Volvió al baño y se desvistió. Enjabonado de nuevo, se afeitó el vello de las piernas y del pecho. Dudó un momento ante el pubis: temía que lo atormentaran las picazones cuando las cerdas volvieran a crecer. Pero no las dejaría crecer. ¿De qué le servían?

Después de enjuagarse, se untó con los humectantes y los aceites de Madre para las arrugas, y estiró las pestañas con un toque de rímel. Luego se puso las medias de muselina con que ella disimulaba las várices, compuso con alfileres las costuras deshechas de la falda y cubrió con bandas de seda el armazón en ruinas del sombrero. Cuando se miró al espejo quedó azorado. No era la ropa de Madre lo que se había puesto, sino a ella misma. Ahora que soy vos podrías quererme, ¿eh Madre?

Caminó hacia el vestíbulo, temiendo a cada paso que se le desbarataran los hilvanes. Mientras avanzaba, encendía todas las luces y abría las puertas de todos los cuartos para que la presencia de Madre volviera a impregnar la casa. Cuando por fin se detuvo bajo la araña de caireles, donde la habían velado a Ella, se abrió la casaca e irguió el cuello, ansioso, remedándola, con la esperanza de atraer a los gatos.

«¿Sacramento?», llamó. «¿Hijitos míos? Ya no pasen más hambre. Vengan con Madre. ¿Por qué me han abandonado?»

Los oyó ronronear, lejos. En algún tejado sollozaban otros gatos. Rayaban el aire con gritos que parecían ser de amor. Sintió una llamarada de sed y bebió de la botella de ginebra que escondía en el aparador. No eran modales propios de Madre, pero los gatos se acostumbrarían.

El destello de una sombra cruzó el vestíbulo.

«¿Brepe? ¿Sos vos?»

«Apaga la luz, desvergonzada», oyó que respondían. Era el maullido de la Brepe y también era, no sabía por qué, la voz de Madre.

Obedeció. El vestíbulo quedó en penumbra. De los dormitorios brotaba un resplandor difuso, como el de bambalinas en el teatro.

«¿Vas a lamerte?», le preguntaron. Aunque no podía verlos, dos o tres gatos se deslizaban ya sobre los brazos de los sillones. ¡Si al menos supiera reconocerlos por el olor! Pero ahora también el olfato se le retiraba. Los ojillos rasgados temblaban en la oscuridad. Trató de lamerse las manos. De nada le servía: era como lamer el aire. Ellos se lamían, él se lavaba. En eso, Carmona no se parecía a Madre. A ella no le gustaba lavarse: sólo las partes púdicas; solía oírla batiendo el agua del bidé. Pero las astillas de la ducha le imponían terror. Más de una vez Madre había dicho: «Hay que tener cuidado con el agua. Cuando menos se piensa, le salen filos. Y si una se distrae, se llena de tajos».

«Yo no sé lamerme sola», dijo Carmona. «Preferiría bañarme con ustedes. Cuando estoy en el agua, los extraño.»

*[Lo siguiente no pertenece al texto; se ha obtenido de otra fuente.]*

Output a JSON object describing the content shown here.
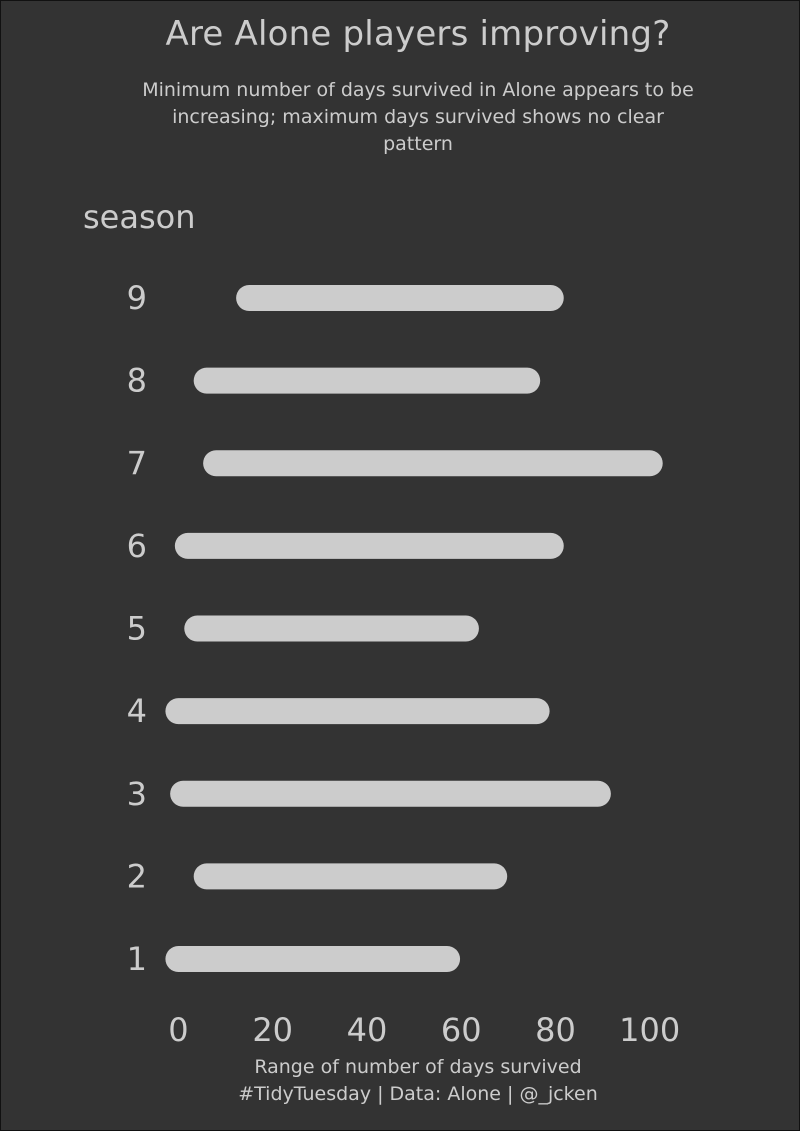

Llegó el resto de la tribu. Creyó ver a Sacramento en el zaguán: aún caminaba arrastrándose. Si te quedara olfato podrías saber cómo están cicatrizando esas heridas del lomo, Madre, podrías ponerle uno de tus bálsamos del otro mundo. ¿Si tuvieras olfato? A duras penas olías ya el relente de fango que flotaba en el aire: las ráfagas breves de raíces, de hierbas, de escarabajos ciegos.

«¿Por qué te has vestido así?», quiso saber la Brepe. «Das lástima.»

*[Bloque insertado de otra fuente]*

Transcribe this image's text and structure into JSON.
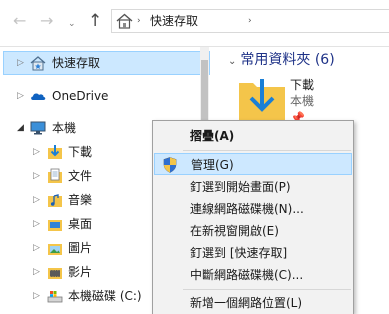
{
  "address_bar": {
    "back_glyph": "←",
    "forward_glyph": "→",
    "recent_glyph": "⌄",
    "up_glyph": "↑",
    "separator": "›",
    "crumb": "快速存取"
  },
  "nav_pane": {
    "items": [
      {
        "label": "快速存取",
        "icon": "quick-access-star-icon",
        "selected": true
      },
      {
        "label": "OneDrive",
        "icon": "onedrive-cloud-icon"
      },
      {
        "label": "本機",
        "icon": "this-pc-monitor-icon",
        "expanded": true
      },
      {
        "label": "下載",
        "icon": "downloads-folder-icon"
      },
      {
        "label": "文件",
        "icon": "documents-folder-icon"
      },
      {
        "label": "音樂",
        "icon": "music-folder-icon"
      },
      {
        "label": "桌面",
        "icon": "desktop-folder-icon"
      },
      {
        "label": "圖片",
        "icon": "pictures-folder-icon"
      },
      {
        "label": "影片",
        "icon": "videos-folder-icon"
      },
      {
        "label": "本機磁碟 (C:)",
        "icon": "local-disk-icon"
      }
    ],
    "collapsed_glyph": "▷"
  },
  "content": {
    "section_title": "常用資料夾 (6)",
    "tile": {
      "name": "下載",
      "location": "本機"
    },
    "pin_glyph": "📌"
  },
  "context_menu": {
    "items": [
      {
        "label": "摺疊(A)",
        "bold": true
      },
      {
        "label": "管理(G)",
        "highlight": true,
        "shield": true
      },
      {
        "label": "釘選到開始畫面(P)"
      },
      {
        "label": "連線網路磁碟機(N)..."
      },
      {
        "label": "在新視窗開啟(E)"
      },
      {
        "label": "釘選到 [快速存取]"
      },
      {
        "label": "中斷網路磁碟機(C)..."
      },
      {
        "label": "新增一個網路位置(L)"
      }
    ]
  },
  "colors": {
    "selection": "#cce8ff",
    "selection_border": "#99d1ff",
    "section_title": "#1e3287",
    "folder_yellow": "#f4c54a",
    "download_arrow": "#1a7fd6"
  }
}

Ellos debían saber por qué.

«Para ser igual a Madre», respondió Carmona. «Una persona que no aprende a ser su propia madre nunca es feliz.»

«Lámete», le ordenaron. «Madre se lamía.»

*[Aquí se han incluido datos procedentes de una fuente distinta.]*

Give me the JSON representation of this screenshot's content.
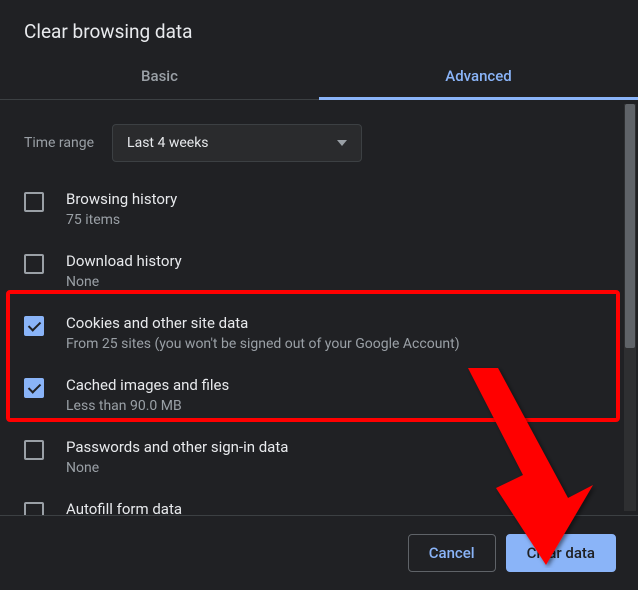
{
  "title": "Clear browsing data",
  "tabs": {
    "basic": "Basic",
    "advanced": "Advanced"
  },
  "timeRange": {
    "label": "Time range",
    "value": "Last 4 weeks"
  },
  "options": [
    {
      "title": "Browsing history",
      "sub": "75 items",
      "checked": false
    },
    {
      "title": "Download history",
      "sub": "None",
      "checked": false
    },
    {
      "title": "Cookies and other site data",
      "sub": "From 25 sites (you won't be signed out of your Google Account)",
      "checked": true
    },
    {
      "title": "Cached images and files",
      "sub": "Less than 90.0 MB",
      "checked": true
    },
    {
      "title": "Passwords and other sign-in data",
      "sub": "None",
      "checked": false
    },
    {
      "title": "Autofill form data",
      "sub": "",
      "checked": false
    }
  ],
  "buttons": {
    "cancel": "Cancel",
    "clear": "Clear data"
  },
  "colors": {
    "accent": "#8ab4f8",
    "highlight": "#ff0000"
  }
}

Trató de rozar el pecho con la lengua. No podía, ni aun contorsionándose. Y si se movía demasiado, la tela de la falda se le desgarraría: era porosa, como si tuviera vergüenza.

«Preferiría bañarme», dijo Carmona. «Por favor, acompáñenme. Haré lo que me pidan. No tocaré el jabón. Romperé la esponja. También me lameré. Y si ustedes quieren lamerse, háganlo.»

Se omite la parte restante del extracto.